Mutated Stromal Antigen 2 (mSTAG2) coding genes are more common in elderly men and patients with myelodysplastic syndromes (MDS), according to a study presented at the 2022 American Society of Clinical Oncology (ASCO) Annual Meeting. The mutations may play a role in disease progression with certain co-mutations.

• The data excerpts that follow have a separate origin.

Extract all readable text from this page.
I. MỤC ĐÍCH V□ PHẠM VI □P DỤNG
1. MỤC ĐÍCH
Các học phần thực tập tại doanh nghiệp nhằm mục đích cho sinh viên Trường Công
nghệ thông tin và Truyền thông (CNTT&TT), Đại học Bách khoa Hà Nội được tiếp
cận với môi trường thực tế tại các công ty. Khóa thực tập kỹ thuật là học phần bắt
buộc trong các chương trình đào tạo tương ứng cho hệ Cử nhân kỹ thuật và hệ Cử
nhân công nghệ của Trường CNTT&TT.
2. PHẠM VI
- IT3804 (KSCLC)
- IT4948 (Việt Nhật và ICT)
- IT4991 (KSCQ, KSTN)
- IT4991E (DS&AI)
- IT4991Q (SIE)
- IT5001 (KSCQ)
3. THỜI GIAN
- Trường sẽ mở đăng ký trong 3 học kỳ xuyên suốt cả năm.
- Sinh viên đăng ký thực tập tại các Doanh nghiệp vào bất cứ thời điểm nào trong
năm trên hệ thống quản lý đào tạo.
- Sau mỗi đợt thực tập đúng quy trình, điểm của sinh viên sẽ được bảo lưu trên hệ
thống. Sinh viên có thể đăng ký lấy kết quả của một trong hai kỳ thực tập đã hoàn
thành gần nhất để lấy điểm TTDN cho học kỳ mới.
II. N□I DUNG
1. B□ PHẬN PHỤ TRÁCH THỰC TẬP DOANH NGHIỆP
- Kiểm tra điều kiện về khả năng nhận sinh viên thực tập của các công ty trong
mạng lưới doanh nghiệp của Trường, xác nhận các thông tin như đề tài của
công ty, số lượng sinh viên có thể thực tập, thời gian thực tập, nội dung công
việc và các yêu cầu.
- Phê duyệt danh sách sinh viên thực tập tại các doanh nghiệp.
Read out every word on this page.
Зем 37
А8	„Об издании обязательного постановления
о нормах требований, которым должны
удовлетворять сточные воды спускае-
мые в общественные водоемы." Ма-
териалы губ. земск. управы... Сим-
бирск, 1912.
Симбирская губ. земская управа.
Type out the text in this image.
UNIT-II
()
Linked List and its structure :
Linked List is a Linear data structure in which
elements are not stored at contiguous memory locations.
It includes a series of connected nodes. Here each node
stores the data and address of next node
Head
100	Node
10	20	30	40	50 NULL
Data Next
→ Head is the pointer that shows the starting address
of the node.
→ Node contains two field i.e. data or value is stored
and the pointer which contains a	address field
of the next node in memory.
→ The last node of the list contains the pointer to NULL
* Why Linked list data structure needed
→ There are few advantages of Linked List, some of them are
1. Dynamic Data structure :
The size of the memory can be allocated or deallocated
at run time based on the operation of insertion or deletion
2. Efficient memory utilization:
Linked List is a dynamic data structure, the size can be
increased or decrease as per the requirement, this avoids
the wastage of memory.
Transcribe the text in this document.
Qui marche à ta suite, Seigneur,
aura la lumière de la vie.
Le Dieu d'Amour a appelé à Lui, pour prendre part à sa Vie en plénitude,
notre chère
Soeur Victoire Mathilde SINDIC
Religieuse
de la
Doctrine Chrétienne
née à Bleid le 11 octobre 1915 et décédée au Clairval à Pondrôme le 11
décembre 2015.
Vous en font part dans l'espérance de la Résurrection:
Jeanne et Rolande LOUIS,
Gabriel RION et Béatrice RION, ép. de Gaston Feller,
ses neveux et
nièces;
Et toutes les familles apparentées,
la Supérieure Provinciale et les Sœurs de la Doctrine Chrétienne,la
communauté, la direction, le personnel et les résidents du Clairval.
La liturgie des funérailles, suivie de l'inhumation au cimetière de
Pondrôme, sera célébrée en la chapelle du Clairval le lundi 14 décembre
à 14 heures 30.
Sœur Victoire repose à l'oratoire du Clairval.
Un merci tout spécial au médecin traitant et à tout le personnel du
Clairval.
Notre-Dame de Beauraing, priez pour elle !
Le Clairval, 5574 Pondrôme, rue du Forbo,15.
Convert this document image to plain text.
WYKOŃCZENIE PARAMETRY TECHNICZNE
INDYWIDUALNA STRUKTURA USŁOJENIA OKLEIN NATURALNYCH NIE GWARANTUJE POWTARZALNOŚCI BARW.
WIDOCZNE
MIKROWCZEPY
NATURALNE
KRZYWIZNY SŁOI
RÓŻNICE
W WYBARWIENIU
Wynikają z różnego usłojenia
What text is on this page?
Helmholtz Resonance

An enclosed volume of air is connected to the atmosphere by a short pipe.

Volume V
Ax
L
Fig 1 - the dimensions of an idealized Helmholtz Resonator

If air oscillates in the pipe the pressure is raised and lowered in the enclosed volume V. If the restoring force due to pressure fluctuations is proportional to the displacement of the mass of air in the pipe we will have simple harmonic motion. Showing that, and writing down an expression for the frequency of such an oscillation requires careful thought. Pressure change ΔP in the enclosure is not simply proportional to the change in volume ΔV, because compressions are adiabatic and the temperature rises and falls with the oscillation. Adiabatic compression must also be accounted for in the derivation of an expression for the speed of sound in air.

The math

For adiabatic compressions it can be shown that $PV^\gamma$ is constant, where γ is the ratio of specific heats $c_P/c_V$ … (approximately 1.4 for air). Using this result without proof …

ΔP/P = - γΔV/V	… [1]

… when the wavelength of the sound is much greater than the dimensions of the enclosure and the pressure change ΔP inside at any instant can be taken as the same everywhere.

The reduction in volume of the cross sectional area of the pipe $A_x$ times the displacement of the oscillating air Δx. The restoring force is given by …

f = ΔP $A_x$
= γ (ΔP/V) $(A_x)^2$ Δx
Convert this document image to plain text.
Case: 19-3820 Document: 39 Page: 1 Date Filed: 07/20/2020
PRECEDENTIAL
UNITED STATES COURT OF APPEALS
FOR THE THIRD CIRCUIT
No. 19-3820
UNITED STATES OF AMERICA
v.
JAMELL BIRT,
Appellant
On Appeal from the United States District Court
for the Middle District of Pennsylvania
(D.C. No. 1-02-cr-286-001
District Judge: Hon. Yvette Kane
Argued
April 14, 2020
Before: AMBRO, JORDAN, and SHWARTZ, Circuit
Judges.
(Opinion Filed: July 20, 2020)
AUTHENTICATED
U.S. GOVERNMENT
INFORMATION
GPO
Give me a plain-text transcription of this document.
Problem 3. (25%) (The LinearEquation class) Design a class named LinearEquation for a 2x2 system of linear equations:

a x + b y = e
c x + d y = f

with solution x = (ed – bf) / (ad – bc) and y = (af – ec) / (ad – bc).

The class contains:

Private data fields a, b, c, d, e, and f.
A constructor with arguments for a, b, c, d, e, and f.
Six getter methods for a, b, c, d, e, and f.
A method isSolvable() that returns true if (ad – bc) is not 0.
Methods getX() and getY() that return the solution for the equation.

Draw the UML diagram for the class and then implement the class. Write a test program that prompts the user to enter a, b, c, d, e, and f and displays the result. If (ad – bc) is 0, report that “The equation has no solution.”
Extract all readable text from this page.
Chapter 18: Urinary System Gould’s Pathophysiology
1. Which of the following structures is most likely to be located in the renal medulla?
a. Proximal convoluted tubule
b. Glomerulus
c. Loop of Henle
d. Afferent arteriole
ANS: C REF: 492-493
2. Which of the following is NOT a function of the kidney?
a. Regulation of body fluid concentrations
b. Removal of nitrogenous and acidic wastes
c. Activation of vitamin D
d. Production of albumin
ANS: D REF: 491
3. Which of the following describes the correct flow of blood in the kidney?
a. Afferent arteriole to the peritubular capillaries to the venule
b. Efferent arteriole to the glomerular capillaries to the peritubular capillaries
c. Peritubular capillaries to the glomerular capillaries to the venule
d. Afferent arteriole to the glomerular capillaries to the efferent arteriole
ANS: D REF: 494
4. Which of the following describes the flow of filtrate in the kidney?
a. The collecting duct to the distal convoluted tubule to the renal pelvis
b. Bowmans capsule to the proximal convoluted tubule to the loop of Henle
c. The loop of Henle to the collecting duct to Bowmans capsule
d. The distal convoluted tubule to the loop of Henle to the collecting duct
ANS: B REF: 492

Researchers, led by Bahga Katamesh and colleagues, retrospectively identified and screened 70 patients with mSTAG2 (median age, 72, 79% male). The population of interest all had next-generation sequencing (NGS) performed at Mayo Clinic between 2018-2021.
The results showed that STAG2 mutations were nonsense, frameshift, and splice site in 50%, 37%, and 13% of patients, respectively. The most common co-mutations observed were ASXL1 (66%), SRSF2 (37%), TET2 (36%), RUNX1 (29%), IDH2 (21%), BCOR (20%) and U2AF1 (16%) while least common mutations wereTP53, SETBP and ZRSR2 (1% each). The analysis also found that patients with an isolated mSTAG2 had better overall survival (OS) than co-mutated patients (p= 0.04), while the type of STAG2 mutation had no impact on OS (p= 0.3).
The researchers concluded “mSTAG2 was more common in elderly males and MDS diagnosis. mSTAG2 was uncommon as an isolated mutation, indicating a possible role in disease progression with preferred certain co-mutations.”